Lee is a member of a college team that last week won the inaugural Indie Game Challenge for video game creation in the non-professional category, at a conference in Las Vegas and will now share a $100,000 prize with four of his classmates.

A 2004 graduate of Cardinal Newman High School, Lee designed the character, graphics and music for the game “Gear,” which was the Grand Prize Winner.

Lee is a junior at Digipen Institute of Technology in Redmond, Wash,, where he is studying coding for video games. He intends to pursue a career in graphic programming.

Digipen shares a building with Nintendo. Some of the institute's faculty are current or former employees for the gaming company, or for nearby Microsoft.

One of the first things Lee intends to do with his share of the winnings is to replace his 2005 computer, a comparative dinosaur.

“I'm probably going to buy a new laptop for programming at school and a Playstation 3 since I may be programming games for it in the future. I'll keep the rest around for getting through my last year of school,“ he said Monday.
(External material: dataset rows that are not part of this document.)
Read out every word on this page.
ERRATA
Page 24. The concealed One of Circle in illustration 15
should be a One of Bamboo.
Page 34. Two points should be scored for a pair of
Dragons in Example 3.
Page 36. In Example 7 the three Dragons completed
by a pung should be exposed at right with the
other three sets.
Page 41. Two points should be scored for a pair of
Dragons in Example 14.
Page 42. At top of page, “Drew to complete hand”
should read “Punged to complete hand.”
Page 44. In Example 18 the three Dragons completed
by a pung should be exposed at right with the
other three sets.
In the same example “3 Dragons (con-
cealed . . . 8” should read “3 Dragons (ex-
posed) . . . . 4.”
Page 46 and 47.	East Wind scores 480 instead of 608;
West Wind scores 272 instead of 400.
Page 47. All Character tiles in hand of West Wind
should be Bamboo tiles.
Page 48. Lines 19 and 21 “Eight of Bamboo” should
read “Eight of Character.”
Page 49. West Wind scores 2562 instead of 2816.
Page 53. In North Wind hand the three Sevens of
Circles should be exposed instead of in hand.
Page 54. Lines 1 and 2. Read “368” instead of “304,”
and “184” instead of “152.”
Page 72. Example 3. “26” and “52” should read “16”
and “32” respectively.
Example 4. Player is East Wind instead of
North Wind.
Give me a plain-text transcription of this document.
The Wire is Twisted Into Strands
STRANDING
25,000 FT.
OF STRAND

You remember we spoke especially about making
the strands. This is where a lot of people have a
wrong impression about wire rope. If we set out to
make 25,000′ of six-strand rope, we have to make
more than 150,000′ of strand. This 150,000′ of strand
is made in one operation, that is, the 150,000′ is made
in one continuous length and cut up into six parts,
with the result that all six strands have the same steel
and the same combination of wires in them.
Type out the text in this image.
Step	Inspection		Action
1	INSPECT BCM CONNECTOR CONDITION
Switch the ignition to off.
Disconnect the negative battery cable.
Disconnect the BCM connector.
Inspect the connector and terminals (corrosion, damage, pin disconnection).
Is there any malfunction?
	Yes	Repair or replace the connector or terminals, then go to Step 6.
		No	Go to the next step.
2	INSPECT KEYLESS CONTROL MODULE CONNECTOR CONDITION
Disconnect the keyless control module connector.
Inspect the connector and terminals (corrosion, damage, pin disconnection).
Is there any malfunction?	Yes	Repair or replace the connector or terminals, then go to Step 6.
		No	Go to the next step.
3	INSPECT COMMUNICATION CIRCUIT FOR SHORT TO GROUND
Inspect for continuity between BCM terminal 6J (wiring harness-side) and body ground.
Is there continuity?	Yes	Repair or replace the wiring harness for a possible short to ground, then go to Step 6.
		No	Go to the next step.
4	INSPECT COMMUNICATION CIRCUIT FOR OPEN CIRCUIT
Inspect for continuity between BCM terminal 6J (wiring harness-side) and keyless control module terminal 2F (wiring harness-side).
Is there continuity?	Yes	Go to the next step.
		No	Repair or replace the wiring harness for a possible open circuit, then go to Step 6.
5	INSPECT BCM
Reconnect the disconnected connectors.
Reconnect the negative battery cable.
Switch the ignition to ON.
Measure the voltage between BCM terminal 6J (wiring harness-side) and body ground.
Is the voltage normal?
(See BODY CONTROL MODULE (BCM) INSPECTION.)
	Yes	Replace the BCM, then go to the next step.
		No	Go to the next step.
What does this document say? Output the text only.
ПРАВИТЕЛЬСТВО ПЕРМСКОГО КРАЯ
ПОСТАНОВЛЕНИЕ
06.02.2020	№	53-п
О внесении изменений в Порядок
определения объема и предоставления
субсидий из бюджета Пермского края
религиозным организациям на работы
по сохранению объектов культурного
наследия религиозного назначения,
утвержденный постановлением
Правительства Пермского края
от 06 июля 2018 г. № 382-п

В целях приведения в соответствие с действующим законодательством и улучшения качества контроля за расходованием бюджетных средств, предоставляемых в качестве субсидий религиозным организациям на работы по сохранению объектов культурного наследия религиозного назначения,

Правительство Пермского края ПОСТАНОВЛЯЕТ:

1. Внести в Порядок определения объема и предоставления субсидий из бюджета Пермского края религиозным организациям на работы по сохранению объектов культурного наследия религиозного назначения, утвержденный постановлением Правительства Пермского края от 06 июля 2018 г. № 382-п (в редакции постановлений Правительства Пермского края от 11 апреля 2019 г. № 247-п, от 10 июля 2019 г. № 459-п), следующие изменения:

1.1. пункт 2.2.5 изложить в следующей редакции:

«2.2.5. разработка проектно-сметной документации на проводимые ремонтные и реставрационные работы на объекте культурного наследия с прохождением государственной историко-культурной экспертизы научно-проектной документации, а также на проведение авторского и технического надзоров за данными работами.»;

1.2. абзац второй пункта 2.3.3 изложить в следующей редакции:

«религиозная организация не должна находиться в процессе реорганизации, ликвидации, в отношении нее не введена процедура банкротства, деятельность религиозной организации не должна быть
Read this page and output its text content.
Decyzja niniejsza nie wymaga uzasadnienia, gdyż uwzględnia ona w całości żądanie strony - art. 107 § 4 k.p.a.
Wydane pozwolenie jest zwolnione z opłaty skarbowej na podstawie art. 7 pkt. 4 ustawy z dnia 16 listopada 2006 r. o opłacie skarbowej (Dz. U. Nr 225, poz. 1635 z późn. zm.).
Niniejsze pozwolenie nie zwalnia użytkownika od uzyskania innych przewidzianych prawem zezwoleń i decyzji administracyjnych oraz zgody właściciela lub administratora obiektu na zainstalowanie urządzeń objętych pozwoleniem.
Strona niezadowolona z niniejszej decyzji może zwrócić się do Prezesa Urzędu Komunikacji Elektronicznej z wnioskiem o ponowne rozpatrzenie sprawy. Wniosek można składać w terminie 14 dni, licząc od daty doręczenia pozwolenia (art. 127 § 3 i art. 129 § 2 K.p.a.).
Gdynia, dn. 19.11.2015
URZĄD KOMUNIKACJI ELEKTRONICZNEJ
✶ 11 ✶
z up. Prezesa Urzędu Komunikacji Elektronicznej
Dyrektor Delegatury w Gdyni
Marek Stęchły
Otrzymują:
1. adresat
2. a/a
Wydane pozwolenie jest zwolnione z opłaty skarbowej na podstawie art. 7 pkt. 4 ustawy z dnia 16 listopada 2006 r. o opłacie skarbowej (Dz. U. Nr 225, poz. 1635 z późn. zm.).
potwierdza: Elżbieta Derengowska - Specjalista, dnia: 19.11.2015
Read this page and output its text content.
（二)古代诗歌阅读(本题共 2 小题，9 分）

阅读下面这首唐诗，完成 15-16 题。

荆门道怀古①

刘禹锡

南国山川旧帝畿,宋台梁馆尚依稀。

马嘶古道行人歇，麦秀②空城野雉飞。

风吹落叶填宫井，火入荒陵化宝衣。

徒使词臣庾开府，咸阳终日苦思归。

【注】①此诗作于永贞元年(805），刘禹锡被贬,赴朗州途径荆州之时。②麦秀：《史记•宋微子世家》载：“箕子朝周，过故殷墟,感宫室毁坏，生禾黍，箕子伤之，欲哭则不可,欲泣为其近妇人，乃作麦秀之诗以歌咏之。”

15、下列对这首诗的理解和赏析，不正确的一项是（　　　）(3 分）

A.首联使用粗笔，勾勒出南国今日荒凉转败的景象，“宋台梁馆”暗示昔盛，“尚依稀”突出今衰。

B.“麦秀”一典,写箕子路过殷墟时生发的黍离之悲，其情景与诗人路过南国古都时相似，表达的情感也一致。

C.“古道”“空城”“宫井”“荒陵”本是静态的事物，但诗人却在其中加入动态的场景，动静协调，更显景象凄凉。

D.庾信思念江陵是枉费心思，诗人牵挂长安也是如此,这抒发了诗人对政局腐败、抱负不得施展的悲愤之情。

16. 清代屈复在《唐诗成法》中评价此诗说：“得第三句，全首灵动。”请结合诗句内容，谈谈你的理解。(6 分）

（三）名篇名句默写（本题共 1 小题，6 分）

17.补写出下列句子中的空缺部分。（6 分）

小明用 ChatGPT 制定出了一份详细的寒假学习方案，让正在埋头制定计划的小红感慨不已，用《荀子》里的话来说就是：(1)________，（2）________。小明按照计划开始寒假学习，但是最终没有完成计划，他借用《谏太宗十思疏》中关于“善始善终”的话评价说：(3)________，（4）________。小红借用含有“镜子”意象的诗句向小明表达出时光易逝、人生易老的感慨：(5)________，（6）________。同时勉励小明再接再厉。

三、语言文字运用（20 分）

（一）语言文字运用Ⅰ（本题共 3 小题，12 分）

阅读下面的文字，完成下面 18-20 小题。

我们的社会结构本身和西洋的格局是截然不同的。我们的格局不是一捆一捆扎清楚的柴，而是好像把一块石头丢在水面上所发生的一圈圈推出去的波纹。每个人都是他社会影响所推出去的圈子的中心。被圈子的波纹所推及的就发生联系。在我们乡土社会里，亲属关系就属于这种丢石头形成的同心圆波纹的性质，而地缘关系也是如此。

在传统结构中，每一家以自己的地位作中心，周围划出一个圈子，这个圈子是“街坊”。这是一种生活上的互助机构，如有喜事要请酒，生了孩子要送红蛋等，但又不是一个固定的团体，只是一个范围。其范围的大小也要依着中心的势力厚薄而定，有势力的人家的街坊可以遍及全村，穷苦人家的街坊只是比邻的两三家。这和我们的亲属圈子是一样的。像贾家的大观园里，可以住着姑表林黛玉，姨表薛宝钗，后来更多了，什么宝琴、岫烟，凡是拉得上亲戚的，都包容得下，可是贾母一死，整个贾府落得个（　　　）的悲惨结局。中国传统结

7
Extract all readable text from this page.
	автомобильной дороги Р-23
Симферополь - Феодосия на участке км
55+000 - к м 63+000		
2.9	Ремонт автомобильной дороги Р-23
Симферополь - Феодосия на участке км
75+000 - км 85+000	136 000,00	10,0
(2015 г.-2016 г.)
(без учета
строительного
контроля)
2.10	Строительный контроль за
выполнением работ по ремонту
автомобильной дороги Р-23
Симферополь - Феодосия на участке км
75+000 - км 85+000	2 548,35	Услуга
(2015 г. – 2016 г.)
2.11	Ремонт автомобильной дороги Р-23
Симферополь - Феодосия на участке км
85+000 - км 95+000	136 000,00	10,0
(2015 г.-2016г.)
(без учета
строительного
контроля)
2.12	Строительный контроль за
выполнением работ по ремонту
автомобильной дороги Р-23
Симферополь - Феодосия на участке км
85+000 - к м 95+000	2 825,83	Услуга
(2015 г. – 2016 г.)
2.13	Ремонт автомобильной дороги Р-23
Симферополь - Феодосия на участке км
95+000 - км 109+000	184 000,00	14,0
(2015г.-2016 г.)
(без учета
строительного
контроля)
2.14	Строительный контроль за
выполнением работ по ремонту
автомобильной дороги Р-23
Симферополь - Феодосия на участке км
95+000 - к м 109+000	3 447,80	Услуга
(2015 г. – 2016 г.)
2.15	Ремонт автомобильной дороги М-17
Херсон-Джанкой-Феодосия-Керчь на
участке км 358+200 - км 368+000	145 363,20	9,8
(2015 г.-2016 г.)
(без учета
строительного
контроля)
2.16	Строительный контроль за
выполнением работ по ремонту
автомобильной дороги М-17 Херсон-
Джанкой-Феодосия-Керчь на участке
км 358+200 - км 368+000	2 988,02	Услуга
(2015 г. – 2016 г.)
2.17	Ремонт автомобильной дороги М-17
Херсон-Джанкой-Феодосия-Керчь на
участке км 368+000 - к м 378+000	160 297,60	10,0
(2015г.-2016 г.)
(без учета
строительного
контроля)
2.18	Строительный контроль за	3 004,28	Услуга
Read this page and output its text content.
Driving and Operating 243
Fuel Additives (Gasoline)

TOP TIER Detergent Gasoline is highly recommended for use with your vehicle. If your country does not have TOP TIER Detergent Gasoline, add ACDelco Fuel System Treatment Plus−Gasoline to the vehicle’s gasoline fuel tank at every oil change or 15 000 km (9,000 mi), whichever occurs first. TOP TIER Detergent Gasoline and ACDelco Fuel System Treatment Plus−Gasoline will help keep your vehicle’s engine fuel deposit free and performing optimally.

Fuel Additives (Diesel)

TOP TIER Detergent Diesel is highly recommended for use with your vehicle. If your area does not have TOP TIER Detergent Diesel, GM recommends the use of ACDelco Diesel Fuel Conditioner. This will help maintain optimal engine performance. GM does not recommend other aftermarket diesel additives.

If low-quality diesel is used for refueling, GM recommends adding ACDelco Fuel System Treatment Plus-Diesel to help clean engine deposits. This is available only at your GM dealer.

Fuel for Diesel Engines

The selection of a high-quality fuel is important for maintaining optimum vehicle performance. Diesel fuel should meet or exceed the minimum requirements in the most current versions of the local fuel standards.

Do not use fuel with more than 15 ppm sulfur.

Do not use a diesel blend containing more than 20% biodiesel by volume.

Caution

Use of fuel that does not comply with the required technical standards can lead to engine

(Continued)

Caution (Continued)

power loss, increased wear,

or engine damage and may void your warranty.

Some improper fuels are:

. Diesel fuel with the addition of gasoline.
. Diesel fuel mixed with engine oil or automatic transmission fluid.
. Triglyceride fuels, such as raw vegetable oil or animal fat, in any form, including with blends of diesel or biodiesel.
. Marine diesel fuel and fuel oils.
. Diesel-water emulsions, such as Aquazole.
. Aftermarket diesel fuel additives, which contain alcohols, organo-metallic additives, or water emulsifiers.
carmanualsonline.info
Lee has always liked video games, since he was a tiny boy.

“We're convinced he taught himself to read so he could figure out how to play Mario Brothers,” said his mother, Peggy Lee, a registered nurse in the oncology department of Santa Rosa Kaiser.

Lee's father, Jim, also works for Kaiser, as a physician in internal medicine.

“I believe I was playing (video games)when I was three,” Brian said, adding “I don't know that there's a whole lot of reading in Mario Brothers.”

Growing up, his parents said he had an interest in science and music and played keyboards and piano.

He used some of his music background to create the soundtrack for “Gear,” described as a two-dimensional game in which the player controls a robot with the ability to change its hand into a gear. The player has to swing around sockets, ride on rails, swim and even rotate the world in order to get through ten unique levels and beat the “boss.”

A preview of the game can be seen at indiegamechallenge.com. It can be downloaded for free at b-lee.net/gear.

The event in Las Vegas was sponsored by the Academy of Interactive Arts and Sciences, Game Stop Corp. and The Guildhall at Southern Methodist University.

More than 250 entries were received for the contest.

The winning entries were announced at the conclusion of the Design, Innovate, Communicate, Entertain Summit at Red Rock Resort and Casino.

“All finalists got a meeting with publishers and developers,” Lee said, adding that the Grand prize win may lead to internships and job opportunities for the team members when they graduate.

“It's nothing concrete, but I have a big stack of business cards,” he said.